Considering the 90-day investment horizon ProAssurance is expected to generate 3.2 times more return on investment than Allstate. However, ProAssurance is 3.2 times more volatile than The Allstate. It trades about 0.14 of its potential returns per unit of risk. The Allstate is currently generating about 0.05 per unit of risk. If you would invest  1,453  in ProAssurance on January 11, 2025 and sell it today you would earn a total of  861.00  from holding ProAssurance or generate 59.26% return on investment over 90 days.
Time Period3 Months [change]
DirectionMoves Together 
StrengthWeak
Accuracy100.0%
ValuesDaily Returns

ProAssurance  vs.  The Allstate

 Performance 
       Timeline  
ProAssurance 

Risk-Adjusted Performance

Good

 
Weak
 
Strong
Compared to the overall equity markets, risk-adjusted returns on investments in ProAssurance are ranked lower than 11 (%) of all global equities and portfolios over the last 90 days. Despite somewhat weak basic indicators, ProAssurance sustained solid returns over the last few months and may actually be approaching a breakup point.
Allstate 

Risk-Adjusted Performance

Insignificant

 
Weak
 
Strong
Compared to the overall equity markets, risk-adjusted returns on investments in The Allstate are ranked lower than 3 (%) of all global equities and portfolios over the last 90 days. Despite quite weak essential indicators, Allstate may actually be approaching a critical reversion point that can send shares even higher in May 2025.

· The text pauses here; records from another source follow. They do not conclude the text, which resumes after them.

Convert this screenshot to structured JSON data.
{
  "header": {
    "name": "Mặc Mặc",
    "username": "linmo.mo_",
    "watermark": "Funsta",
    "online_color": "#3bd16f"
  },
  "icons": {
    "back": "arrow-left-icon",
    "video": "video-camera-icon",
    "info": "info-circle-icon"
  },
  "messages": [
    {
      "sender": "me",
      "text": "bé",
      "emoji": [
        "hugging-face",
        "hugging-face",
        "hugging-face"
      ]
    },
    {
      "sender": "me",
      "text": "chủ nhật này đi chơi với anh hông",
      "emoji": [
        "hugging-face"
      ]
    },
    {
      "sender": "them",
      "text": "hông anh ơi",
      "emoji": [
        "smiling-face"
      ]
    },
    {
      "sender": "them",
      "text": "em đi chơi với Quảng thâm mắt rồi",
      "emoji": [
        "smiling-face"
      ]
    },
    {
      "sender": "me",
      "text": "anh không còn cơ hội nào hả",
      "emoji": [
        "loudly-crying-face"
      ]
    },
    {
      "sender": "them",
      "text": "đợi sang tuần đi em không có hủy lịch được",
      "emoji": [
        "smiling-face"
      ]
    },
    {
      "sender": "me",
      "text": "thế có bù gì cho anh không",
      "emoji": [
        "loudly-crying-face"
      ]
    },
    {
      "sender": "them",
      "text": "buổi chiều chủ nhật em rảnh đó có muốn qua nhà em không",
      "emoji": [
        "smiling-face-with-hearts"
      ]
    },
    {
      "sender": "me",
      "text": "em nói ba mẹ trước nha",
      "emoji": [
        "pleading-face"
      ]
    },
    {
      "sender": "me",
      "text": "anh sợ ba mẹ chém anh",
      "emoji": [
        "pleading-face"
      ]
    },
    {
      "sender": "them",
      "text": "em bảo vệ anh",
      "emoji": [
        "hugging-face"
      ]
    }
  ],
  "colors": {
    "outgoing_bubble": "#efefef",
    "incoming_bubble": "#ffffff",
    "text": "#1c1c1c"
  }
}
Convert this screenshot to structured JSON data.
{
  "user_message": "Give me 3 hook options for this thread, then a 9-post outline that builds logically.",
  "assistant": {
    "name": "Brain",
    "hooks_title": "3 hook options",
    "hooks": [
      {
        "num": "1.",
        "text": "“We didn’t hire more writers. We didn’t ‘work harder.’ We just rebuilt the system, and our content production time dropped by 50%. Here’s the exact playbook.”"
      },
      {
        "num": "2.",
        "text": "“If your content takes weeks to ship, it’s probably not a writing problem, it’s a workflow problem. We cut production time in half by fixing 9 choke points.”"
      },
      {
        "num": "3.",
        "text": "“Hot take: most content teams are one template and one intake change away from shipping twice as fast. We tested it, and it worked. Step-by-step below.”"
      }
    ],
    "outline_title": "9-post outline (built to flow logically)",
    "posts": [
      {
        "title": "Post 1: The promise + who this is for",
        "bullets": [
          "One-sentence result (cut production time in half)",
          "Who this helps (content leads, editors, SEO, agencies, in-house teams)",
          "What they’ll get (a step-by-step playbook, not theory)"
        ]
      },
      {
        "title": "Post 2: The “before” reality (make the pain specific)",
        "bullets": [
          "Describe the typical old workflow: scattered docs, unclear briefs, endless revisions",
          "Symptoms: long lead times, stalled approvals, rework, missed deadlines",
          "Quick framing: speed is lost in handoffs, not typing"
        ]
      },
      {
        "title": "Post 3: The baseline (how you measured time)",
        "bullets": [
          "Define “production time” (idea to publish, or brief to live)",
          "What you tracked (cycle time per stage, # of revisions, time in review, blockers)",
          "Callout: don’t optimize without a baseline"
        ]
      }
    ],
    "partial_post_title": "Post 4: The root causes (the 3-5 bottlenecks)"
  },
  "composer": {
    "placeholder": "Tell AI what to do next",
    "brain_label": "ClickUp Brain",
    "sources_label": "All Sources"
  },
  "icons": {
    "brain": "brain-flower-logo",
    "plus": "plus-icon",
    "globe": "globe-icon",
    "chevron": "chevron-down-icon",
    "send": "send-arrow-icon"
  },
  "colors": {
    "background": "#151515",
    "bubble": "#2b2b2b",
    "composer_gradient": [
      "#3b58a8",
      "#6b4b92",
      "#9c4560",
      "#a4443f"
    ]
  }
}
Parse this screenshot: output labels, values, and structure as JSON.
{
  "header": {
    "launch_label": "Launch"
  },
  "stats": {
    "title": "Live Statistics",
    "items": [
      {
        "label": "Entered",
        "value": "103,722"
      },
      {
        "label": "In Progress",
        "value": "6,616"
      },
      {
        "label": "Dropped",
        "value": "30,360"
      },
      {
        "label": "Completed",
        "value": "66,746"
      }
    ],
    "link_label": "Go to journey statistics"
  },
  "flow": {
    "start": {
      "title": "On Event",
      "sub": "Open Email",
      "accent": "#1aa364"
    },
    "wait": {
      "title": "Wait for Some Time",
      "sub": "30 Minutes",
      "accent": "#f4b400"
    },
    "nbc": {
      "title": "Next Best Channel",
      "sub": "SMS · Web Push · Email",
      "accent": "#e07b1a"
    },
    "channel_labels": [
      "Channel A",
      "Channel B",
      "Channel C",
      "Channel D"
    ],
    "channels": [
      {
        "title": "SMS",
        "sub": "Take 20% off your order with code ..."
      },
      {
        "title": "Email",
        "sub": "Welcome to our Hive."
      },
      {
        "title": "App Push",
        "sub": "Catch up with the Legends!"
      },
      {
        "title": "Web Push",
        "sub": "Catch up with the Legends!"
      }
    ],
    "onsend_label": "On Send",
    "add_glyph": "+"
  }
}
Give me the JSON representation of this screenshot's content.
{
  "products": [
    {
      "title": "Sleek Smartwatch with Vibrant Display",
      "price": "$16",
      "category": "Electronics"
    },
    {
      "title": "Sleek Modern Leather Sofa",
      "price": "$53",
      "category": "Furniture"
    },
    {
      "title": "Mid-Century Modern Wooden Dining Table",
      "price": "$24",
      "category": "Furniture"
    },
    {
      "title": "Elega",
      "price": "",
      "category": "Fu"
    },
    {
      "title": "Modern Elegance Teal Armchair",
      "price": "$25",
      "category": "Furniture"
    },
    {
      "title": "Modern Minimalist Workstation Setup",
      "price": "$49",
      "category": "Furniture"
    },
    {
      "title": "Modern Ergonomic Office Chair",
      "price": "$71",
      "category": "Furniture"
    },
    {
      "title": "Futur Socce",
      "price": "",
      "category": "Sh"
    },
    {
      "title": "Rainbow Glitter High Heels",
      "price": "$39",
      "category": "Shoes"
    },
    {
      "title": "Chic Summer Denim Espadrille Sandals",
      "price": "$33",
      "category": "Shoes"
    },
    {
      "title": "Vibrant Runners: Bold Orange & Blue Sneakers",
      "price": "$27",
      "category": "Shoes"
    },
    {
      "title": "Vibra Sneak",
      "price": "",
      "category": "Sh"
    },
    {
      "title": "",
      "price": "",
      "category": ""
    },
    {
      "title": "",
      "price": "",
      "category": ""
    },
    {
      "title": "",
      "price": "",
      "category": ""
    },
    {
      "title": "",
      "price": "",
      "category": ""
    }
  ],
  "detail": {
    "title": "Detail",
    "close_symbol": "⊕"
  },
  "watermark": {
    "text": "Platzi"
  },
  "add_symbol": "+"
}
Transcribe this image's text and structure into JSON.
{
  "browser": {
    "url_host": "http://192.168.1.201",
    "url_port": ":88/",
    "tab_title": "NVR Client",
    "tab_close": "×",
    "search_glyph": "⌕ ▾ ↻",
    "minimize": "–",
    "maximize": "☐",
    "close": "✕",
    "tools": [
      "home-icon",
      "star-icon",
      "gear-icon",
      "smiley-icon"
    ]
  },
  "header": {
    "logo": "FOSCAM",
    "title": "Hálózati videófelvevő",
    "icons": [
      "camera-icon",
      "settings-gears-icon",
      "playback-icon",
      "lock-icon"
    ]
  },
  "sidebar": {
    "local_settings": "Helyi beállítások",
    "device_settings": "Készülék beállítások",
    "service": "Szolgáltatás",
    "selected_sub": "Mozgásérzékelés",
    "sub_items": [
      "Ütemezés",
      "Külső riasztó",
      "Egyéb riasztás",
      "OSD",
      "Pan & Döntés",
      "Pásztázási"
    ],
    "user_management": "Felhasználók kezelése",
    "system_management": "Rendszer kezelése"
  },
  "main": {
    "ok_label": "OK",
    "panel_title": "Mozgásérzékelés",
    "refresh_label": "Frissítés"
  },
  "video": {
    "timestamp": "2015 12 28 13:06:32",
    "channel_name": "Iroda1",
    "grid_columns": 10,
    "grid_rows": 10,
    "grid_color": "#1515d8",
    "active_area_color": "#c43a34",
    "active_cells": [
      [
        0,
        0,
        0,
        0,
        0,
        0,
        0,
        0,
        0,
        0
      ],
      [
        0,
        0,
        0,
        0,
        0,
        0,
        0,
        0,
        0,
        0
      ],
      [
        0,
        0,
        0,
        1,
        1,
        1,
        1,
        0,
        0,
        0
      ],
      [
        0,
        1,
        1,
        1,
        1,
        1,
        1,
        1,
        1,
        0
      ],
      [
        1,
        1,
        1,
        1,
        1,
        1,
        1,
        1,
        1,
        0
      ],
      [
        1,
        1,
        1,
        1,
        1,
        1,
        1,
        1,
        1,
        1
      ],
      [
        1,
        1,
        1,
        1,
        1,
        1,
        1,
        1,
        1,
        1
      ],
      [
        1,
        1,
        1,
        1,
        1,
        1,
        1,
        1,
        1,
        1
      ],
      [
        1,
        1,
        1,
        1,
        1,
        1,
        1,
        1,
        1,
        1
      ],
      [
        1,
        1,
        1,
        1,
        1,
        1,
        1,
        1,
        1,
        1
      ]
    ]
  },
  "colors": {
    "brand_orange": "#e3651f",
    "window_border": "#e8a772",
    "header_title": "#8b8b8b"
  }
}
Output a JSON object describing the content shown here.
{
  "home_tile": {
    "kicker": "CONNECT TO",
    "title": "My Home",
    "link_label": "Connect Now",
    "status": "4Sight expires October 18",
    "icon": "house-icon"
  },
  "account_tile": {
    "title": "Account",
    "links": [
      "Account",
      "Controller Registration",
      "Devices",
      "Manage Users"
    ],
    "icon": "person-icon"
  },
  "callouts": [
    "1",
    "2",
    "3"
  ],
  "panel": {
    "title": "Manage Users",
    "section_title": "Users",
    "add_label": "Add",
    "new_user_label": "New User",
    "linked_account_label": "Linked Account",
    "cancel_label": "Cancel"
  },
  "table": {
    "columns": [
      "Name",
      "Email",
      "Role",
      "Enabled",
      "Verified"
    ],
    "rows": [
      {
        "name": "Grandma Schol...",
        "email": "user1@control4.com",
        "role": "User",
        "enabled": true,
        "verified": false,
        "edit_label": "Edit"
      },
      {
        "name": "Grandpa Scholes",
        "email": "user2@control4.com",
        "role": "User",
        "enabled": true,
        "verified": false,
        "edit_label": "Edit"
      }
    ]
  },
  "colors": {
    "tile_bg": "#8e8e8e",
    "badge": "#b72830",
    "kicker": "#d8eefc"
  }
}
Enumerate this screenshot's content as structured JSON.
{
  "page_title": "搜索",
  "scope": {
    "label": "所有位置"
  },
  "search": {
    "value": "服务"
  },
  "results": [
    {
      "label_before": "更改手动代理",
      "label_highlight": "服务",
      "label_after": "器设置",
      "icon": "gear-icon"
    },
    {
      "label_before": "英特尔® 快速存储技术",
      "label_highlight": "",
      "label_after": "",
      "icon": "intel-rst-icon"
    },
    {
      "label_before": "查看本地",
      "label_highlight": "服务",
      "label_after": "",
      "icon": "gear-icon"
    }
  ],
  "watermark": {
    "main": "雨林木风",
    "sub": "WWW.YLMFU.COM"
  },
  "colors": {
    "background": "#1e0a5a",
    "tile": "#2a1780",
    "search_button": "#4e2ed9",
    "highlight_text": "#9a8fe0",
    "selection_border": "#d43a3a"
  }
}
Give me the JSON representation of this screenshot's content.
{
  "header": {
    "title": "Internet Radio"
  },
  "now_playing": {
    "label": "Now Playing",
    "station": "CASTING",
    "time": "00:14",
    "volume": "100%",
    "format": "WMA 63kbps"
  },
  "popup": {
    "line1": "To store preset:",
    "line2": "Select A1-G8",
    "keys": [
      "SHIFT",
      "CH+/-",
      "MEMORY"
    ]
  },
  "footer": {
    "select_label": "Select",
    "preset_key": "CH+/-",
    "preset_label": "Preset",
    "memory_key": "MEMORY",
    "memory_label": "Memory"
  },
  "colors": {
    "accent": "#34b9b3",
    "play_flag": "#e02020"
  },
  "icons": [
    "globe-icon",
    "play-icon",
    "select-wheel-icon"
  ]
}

ProAssurance and Allstate Volatility Contrast

   Predicted Return Density   
       Returns  

Pair Trading with ProAssurance and Allstate

The main advantage of trading using opposite ProAssurance and Allstate positions is that it hedges away some unsystematic risk. Because of two separate transactions, even if ProAssurance position performs unexpectedly, Allstate can make up some of the losses. Pair trading also minimizes risk from directional movements in the market. For example, if an entire industry or sector drops because of unexpected headlines, the short position in Allstate will offset losses from the drop in Allstate's long position.
The idea behind ProAssurance and The Allstate pairs trading is to make the combined position market-neutral, meaning the overall market's direction will not affect its win or loss (or potential downside or upside). This can be achieved by designing a pairs trade with two highly correlated stocks or equities that operate in a similar space or sector, making it possible to obtain profits through simple and relatively low-risk investment.
Check out your portfolio center.
Note that this page's information should be used as a complementary analysis to find the right mix of equity instruments to add to your existing portfolios or create a brand new portfolio. You can also try the Odds Of Bankruptcy module to get analysis of equity chance of financial distress in the next 2 years.